MIDDLEWEIGHT Kelvin Young reckons he silenced the doubters in his home town after seeing off Bobby Wood on points at MECA on Saturday.

The 23-year-old was a 40-36 victor against the Walsall southpaw, in what was his first Swindon-based bout since he suffered a first-round defeat to Paul Brown at the Oasis nearly a year ago.

It was an alarming loss that left Young convulsing on the canvas, and the boxer later revealed a three-day fast in the build-up to the fight had been a major mistake.

But since then, the ex-Penhill man has secured points victories over Tommy Marshall, Jon Harrison and Martin Robins with Saturday’s triumph at the ‘Swindon’s New Dawn’ show his sixth in seven pro outings.

“I wanted to come back to Swindon and stake a big claim,” said Young.

“Obviously I’ve got a good following anyway, but I wanted to go out there and prove all the doubters wrong, and I managed to show Swindon what I can do. I got my jab going well against an unorthodox (fighter), which is pretty tough as it is, and I out-boxed a boxer.

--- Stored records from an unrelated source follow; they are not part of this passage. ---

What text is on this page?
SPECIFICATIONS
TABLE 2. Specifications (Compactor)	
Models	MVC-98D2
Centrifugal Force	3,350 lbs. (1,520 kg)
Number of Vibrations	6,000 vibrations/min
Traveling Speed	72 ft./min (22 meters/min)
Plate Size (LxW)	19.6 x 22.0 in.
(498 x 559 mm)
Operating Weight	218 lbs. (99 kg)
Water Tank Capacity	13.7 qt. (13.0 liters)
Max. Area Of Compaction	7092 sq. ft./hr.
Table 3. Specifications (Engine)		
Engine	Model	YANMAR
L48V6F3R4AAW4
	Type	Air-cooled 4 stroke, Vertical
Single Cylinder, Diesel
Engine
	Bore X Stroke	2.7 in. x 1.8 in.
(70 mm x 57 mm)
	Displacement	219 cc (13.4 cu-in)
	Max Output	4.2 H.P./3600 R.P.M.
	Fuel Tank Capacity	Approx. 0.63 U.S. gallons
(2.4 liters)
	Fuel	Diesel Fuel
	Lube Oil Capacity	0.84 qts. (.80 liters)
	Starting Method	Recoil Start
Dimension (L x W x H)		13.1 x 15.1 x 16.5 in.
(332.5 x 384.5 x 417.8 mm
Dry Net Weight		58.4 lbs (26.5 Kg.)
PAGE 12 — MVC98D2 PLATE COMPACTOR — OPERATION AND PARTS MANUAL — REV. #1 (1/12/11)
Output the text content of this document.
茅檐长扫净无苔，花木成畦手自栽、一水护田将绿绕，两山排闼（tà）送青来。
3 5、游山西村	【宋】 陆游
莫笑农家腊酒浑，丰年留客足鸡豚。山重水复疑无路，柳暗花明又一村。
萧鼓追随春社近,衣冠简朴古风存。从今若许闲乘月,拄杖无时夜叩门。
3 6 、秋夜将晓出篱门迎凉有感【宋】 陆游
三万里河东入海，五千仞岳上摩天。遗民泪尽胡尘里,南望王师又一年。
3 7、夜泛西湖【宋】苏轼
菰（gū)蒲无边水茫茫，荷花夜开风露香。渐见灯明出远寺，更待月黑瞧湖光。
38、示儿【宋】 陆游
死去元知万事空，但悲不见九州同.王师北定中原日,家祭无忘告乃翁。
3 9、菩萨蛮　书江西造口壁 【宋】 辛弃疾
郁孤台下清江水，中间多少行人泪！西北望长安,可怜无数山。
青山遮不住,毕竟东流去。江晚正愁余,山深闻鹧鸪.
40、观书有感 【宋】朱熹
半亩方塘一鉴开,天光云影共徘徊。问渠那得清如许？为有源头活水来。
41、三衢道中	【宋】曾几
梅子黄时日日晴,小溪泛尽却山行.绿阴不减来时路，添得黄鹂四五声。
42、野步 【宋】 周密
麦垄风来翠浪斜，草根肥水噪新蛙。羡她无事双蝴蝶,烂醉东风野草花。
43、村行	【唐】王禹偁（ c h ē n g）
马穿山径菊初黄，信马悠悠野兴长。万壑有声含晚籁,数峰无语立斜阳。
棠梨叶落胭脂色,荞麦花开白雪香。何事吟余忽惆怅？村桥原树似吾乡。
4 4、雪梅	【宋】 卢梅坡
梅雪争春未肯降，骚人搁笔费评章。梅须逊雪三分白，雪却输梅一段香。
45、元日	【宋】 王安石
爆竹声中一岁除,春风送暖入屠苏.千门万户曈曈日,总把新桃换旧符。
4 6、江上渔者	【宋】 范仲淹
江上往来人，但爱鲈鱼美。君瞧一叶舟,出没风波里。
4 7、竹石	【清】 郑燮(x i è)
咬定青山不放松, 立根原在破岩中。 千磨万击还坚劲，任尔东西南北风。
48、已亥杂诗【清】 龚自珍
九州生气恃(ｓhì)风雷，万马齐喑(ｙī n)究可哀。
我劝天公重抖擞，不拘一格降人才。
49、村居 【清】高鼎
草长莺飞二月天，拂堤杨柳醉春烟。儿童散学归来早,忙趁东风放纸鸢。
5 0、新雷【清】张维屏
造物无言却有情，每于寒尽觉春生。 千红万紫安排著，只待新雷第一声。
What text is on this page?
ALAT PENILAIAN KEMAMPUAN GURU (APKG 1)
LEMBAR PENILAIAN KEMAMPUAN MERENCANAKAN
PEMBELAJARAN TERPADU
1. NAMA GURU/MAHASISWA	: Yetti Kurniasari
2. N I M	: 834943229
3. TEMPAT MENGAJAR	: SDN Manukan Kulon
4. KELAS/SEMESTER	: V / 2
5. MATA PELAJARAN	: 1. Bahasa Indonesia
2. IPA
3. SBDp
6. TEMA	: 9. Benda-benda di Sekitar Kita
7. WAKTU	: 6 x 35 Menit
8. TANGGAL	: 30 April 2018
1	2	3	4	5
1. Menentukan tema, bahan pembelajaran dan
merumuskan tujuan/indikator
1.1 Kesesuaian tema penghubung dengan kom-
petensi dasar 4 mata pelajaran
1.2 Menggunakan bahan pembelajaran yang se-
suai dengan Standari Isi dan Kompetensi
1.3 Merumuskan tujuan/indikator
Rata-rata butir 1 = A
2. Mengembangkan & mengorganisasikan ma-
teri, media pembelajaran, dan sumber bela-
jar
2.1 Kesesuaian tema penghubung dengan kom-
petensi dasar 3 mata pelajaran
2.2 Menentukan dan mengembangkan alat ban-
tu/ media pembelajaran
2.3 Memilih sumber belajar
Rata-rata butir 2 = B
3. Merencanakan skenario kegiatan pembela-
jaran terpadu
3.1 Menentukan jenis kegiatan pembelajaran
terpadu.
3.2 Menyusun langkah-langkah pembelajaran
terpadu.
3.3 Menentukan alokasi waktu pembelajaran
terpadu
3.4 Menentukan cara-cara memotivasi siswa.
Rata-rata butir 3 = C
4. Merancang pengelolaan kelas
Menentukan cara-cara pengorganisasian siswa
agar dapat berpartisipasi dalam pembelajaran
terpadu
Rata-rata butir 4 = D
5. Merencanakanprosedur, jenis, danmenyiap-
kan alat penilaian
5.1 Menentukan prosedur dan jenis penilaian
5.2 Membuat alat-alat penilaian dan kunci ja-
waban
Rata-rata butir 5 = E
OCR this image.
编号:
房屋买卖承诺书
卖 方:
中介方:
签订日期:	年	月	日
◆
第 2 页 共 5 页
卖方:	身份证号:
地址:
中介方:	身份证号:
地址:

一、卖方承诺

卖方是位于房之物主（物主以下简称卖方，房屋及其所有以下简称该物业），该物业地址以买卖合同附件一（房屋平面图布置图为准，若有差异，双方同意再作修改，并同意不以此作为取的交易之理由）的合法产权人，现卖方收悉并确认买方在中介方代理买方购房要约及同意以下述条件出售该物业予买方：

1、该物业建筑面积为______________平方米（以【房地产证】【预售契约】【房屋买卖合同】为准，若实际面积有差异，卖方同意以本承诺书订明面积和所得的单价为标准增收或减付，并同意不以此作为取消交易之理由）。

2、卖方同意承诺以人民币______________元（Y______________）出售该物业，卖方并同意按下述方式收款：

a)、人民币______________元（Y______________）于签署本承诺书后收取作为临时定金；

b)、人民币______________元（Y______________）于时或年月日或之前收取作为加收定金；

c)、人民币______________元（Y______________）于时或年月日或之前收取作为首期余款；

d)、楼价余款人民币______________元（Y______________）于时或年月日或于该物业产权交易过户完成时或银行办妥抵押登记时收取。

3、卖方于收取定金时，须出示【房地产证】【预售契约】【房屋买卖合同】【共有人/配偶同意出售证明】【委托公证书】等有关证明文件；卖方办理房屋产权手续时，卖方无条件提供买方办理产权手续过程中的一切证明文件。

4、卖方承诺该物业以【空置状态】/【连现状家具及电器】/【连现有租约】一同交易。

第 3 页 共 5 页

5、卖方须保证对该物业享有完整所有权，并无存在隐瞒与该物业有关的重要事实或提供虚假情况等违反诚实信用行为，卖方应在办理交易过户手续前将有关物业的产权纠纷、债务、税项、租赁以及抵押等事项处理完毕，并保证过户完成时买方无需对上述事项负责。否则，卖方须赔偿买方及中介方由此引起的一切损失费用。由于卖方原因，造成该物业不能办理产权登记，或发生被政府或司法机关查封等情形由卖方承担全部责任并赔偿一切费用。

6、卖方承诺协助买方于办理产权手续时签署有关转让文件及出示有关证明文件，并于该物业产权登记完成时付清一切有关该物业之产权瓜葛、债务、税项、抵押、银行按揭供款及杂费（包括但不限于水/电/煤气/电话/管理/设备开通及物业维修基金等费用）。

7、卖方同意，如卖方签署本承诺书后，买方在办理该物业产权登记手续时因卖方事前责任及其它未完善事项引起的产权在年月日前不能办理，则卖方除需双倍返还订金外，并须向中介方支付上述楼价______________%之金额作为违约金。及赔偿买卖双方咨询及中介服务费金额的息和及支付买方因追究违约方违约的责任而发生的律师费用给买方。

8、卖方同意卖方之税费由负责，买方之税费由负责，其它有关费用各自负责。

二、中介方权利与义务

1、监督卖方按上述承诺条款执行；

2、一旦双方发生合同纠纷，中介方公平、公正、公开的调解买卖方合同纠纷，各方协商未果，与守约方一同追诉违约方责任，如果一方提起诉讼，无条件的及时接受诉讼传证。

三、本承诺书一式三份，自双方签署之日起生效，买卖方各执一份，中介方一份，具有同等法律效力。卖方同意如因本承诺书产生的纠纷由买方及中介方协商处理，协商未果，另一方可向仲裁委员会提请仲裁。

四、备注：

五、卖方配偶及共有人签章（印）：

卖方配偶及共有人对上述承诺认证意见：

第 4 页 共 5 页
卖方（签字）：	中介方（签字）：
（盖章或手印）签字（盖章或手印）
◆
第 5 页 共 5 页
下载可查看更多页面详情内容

“I thought it was going to be a lot more awkward than it actually was, he didn’t fire a lot of shots, but because I kept my jab going, I occupied him and stopped him from countering my shots.

“I feel a lot improved and I wouldn’t change the loss I had for anything, I learnt from a lot of mistakes I made then.”

Elsewhere, Moroccan heavyweight Noureddine Meddoune made a winning start to his Horseshoe Gym tenure with an explosive TKO victory over Zimbabwe’s Birmingham-based brawler Hastings Rasani.

With a three-and-a-half stone weight advantage over his opponent, Meddoune unleashed a number of brutal combinations in the opening round and the fourth of these saw his opponent stopped just inside the two-minute mark.

“He was a good fighter, but I am better than him because I train six hours a day,” said Meddoune.

“I have high hopes now for the next fight.”

Meanwhile, Swindon-born super-featherweight Liam Richards became the British Masters champion courtesy of a 97-95 points victory over Walsall’s Steve Gethin, who he had beaten in two previous meetings.

“It feels good, although it wasn’t quite how I wanted to win it,” said Richards, who now hopes to contest a British title eliminator at featherweight level.

“He was closing all my work down so it wasn’t a clean fight, but I got the result that I wanted.”

Event promoter Keith Mayo said: “We had a good crowd that got behind the boxers and I think everyone was happy with what they saw, and hopefully they will come back next time.

“I was really impressed with Kelvin, when you look back a year ago he’s just got better and better.”